First-place team iDu Optics received multiple awards, including a $15,000 voucher for legal services from the law firm Paul Hastings.
To prepare for the upcoming Business Plan Challenge, BBI teams have been working with mentors in fields including biotech, marketing, finance and intellectual property. In addition to $50,000 from Weill Cornell Medicine, $35,000 in legal services from Wilson Sonsini will be distributed among the winners as seed capital for their new companies.

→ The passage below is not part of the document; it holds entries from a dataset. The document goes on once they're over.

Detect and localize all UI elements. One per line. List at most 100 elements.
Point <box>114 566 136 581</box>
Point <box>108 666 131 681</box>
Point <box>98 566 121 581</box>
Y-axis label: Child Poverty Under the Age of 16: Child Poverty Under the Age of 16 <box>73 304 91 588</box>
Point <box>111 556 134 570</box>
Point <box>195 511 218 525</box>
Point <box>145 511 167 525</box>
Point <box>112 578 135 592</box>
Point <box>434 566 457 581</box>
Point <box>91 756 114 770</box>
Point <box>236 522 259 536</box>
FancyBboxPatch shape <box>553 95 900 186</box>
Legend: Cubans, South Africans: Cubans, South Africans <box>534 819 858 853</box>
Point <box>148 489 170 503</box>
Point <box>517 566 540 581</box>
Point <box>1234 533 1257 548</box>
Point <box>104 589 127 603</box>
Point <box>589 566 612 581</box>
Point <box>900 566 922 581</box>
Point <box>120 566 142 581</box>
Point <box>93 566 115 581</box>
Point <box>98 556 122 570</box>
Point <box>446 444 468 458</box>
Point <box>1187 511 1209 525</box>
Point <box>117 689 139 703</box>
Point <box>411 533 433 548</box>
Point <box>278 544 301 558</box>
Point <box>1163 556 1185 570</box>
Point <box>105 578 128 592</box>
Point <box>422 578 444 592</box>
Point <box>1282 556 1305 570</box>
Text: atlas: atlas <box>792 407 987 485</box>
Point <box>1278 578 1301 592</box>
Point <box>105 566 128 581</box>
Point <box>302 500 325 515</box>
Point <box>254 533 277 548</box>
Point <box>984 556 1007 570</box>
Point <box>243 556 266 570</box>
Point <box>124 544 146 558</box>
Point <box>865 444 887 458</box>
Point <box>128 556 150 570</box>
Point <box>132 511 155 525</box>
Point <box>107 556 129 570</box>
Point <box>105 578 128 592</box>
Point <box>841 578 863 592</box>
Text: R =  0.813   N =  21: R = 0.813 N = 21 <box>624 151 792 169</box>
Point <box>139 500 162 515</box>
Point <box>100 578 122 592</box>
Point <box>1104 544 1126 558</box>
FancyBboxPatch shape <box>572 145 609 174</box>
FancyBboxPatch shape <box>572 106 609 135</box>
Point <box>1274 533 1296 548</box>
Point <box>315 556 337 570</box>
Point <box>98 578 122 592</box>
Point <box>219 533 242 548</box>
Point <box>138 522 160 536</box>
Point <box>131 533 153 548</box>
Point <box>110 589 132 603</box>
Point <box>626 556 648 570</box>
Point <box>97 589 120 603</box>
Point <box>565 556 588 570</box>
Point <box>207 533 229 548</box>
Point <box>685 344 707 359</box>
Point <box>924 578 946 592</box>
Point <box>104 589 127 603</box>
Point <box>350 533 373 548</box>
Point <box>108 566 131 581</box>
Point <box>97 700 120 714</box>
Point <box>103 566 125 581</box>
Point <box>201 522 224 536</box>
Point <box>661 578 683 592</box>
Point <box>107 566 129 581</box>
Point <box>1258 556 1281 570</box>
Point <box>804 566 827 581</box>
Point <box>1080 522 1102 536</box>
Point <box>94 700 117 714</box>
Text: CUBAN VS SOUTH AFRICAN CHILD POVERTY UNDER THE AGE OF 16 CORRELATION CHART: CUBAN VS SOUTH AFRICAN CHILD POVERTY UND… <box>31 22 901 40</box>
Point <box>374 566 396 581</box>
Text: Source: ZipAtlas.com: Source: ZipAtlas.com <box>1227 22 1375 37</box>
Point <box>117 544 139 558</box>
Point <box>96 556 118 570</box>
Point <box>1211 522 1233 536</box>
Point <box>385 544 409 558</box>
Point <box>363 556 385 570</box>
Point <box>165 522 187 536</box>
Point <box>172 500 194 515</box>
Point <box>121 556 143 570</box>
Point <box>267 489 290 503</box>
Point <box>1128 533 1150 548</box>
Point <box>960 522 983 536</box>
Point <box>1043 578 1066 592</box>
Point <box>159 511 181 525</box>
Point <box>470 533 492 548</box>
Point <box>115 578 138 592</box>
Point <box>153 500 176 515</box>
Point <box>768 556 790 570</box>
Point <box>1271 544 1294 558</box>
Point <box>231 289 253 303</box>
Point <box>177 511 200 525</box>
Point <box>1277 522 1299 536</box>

“Through the BBI, participants go from having minimal knowledge of business to writing a pitch that is convincing to investors and then a more fully developed business plan,” said Dr. Sarah Kishinevsky, director of the Dean’s Entrepreneurship Lab at Weill Cornell Medicine and founder of the BBI.
Since the BBI course was first offered in 2014, four projects have been funded by investors. Meanwhile, the program has grown. While it attracted 20 attendees, on average, to lectures in its first year, 150 people joined recent sessions last fall. Classes are led by venture capitalists, lawyers, consultants, licensing experts and other industry leaders. Mentoring is an important component of the program.
The second-place winner from the fall BBI “Pitch Day,” Neel Madhukar, who presented a plan for an artificial intelligence program to accelerate drug development, is also set to participate in the “Business Plan Challenge.”
“Even if we don’t go into the startup world, communication is often overlooked in science,” said Madhukar, a fourth-year doctoral student in Dr. Olivier Elemento’s lab, who was named in 2016 to Forbes’ “30 Under 30” list of healthcare leaders. “The BBI has taught me to condense my points and get my message across as efficiently as possible.”
Alyssa Bagadion, a fourth-year doctoral student in the Biochemistry, Cell and Molecular Biology Program, has twice participated in the BBI program. Her team, named Sensogen, was the runner-up at “Pitch Day” in December.
Bagadion’s team wrote a practice business plan for a device that fits through laparoscopic ports and measures tissue oxygenation. Low oxygen levels in tissues can cause intestinal or bowel leaks, or other complications in gastrointestinal surgeries. The “intraoperative pulse oximeter” can help surgeons avoid those problems. The device was invented by Dr. Prasad Adusumilli, deputy chief of the thoracic service and laboratory head of Memorial Hospital Research Laboratories, and recently completed a clinical trial there with 114 patients.
"I decided to retake the class after my team won second place in the 2015 competition to gain additional experience with developing business plans for startups,” Bagadion said. “I eventually want to work for a biotechnology or pharma startup, and the BBI has been a valuable learning experience for me.”